In JavaScript how to make sure that array has at least one specific element and the others meet another condition?

Question

Given an array that contains some status string, I want to validate if the array contains at least one sleeping status and then validate if the rest of the statuses are either ok or sleeping .

So a valid array is ['ok', 'sleeping', 'sleeping', 'ok'] and an invalid array will be something like const states = ['ready', 'working','onBreak','sleeping', 'ok', 'sleeping']

What I have come up with so far is this:

const validArray = ['ok', 'sleeping', 'sleeping', 'ok'];

const isvalid = validArray.some( x => x === 'sleeping')

if(isValid){
  const canDoStuff = validArray.some( x => !['ok','sleeping'].includes(x))
  if(canDoStuff){
    doStuff()  
  }
}

Ideally, I would like to validate that in a single loop,and not two loops.

Answer 1

Rather than .some to check if there's one sleeping item, use .includes .

But, your other .some isn't implementing the right logic either; doStuff will only run if there's at least one item which doesn't match. Use .every instead, and check that each does match:

 const validate = input => ( input.includes('sleeping') && input.every(x => ['ok', 'sleeping'].includes(x)) ); console.log(validate(['ok', 'sleeping', 'sleeping', 'ok'])); console.log(validate(['ready', 'working','onBreak','sleeping', 'ok', 'sleeping']));

Answer 2

If you want the fastest code, use a simple for loop:

 'use strict'; function isValid( array ) { let sleeping = false; for( const item of array ) { if( item === 'sleeping' ) { sleeping = true; } else if( item !== 'ok' ) { return false; } } return sleeping; } function test( array ) { console.log( isValid(array) ? 'Valid:' : 'Invalid:', array ); } test( [ 'ok', 'sleeping', 'sleeping', 'ok' ] ); test( [ 'ready', 'working','onBreak','sleeping', 'ok', 'sleeping' ] );

This is a bit more code than the other answers suggest, but it will be faster than any of them.

In particular, the accepted answer uses two loops, not one. You don't see the loops directly because they are hidden inside the .includes() and .every() calls.

I don't mean this as a criticism of that code - it is very clean and simple, which I always like. But when performance counts, it can help to write old-school code that lets you combine multiple loops into one.

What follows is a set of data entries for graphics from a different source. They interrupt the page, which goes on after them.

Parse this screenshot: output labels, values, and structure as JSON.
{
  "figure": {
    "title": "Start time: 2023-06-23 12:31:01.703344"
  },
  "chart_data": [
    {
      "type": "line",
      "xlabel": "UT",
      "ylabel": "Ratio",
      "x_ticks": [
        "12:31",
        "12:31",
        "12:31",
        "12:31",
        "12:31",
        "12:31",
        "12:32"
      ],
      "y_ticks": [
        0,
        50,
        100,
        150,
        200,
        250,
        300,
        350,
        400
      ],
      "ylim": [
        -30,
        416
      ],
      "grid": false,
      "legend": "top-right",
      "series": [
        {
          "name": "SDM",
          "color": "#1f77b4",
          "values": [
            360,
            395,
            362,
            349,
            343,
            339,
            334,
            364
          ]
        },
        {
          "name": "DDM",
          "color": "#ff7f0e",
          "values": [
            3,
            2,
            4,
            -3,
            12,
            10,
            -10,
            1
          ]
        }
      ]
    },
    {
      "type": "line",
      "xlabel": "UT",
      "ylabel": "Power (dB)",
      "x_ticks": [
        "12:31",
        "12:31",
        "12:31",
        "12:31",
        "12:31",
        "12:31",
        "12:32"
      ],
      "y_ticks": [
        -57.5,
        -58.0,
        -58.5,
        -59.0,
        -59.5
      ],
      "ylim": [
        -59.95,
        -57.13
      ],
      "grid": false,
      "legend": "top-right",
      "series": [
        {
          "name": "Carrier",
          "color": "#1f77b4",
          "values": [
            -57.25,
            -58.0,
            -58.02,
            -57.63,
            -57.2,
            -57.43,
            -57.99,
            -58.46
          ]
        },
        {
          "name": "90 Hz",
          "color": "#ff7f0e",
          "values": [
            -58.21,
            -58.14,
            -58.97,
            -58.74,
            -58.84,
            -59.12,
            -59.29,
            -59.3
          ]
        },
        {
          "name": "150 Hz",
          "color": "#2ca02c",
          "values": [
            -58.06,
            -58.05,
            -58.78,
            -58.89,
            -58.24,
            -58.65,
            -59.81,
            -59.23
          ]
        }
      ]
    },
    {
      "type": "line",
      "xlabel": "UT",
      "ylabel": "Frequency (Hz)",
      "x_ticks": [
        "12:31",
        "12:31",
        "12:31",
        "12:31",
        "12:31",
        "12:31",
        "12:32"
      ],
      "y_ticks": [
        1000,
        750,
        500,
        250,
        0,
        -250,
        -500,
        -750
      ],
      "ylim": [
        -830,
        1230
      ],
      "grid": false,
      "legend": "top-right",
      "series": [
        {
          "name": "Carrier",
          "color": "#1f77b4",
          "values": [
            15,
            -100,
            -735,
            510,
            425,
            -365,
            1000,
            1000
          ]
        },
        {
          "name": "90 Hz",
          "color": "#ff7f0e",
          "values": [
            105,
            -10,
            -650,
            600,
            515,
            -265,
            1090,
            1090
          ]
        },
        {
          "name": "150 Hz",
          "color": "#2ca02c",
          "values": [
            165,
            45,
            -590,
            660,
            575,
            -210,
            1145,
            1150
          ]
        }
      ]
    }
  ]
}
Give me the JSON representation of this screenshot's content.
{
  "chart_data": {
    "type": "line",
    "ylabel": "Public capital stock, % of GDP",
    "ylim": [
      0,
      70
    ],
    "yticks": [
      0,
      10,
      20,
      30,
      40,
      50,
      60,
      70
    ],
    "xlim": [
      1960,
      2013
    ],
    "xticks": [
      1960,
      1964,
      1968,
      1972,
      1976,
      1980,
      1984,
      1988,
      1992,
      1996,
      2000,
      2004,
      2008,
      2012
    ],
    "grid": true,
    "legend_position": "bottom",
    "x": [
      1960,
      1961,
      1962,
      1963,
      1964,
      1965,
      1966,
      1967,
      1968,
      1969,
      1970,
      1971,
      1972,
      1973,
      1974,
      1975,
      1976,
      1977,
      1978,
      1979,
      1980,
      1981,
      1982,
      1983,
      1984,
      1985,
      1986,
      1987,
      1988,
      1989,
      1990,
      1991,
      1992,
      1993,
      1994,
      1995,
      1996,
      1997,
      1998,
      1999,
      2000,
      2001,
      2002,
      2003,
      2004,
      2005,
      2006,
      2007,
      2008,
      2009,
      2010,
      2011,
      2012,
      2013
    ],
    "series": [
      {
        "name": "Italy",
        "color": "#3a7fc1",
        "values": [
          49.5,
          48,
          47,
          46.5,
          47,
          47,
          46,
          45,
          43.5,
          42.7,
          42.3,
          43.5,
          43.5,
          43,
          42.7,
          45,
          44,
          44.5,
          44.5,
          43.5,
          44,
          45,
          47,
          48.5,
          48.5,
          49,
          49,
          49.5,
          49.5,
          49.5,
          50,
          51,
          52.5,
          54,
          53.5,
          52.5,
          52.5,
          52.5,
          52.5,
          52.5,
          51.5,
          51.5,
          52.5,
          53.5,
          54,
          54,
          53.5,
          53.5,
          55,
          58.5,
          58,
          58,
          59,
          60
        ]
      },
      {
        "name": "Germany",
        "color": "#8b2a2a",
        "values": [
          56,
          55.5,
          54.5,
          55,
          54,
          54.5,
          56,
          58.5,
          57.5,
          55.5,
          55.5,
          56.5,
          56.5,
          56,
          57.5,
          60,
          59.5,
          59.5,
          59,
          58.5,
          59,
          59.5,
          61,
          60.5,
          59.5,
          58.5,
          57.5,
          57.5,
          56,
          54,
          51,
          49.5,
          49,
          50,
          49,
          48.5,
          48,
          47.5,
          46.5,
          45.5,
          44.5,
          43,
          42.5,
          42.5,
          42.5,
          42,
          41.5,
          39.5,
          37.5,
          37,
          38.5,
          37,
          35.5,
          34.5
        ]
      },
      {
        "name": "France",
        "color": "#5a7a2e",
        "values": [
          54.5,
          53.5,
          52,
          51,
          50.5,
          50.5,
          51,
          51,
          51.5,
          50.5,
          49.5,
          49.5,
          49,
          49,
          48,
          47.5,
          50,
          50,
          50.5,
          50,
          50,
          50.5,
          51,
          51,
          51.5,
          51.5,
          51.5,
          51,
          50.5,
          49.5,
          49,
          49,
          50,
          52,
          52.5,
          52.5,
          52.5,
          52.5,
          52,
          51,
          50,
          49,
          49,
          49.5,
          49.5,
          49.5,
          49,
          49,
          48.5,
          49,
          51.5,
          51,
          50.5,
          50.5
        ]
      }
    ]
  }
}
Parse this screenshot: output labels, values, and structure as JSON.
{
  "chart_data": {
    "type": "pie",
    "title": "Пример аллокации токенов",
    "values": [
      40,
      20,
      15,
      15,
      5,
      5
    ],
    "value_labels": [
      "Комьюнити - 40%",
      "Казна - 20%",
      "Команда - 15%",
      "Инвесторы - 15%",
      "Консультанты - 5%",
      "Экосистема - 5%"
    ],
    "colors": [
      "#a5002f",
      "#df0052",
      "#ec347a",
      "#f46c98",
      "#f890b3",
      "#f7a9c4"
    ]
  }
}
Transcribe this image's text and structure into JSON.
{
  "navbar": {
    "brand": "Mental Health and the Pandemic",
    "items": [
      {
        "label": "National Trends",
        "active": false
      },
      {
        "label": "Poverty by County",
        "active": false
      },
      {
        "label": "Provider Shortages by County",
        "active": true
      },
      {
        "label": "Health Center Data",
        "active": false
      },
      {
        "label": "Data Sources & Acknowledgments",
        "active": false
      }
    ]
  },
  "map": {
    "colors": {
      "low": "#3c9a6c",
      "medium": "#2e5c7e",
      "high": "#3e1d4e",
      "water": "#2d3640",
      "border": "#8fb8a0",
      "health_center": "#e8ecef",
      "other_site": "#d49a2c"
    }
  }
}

Of course it is always wise to benchmark when performance may matter, so I took the test that @scunliffe created (thanks!) and added a test that uses this for loop: https://jsben.ch/vrzl1

If you need to support old versions of Internet Explorer, use a numeric for loop instead of the for-of loop, and var instead of let and const .

Answer 3

You can use a simple for-loop as follow:

 const validate = arr => { let foundSleeping = false; for (let str of arr) { if (!["sleeping", "ok"].includes(str)) return false; if (str === "sleeping") foundSleeping = true; } return foundSleeping; }; console.log(validate(['ok', 'sleeping', 'sleeping', 'ok'])); console.log(validate(['ready', 'working','onBreak','sleeping', 'ok', 'sleeping']));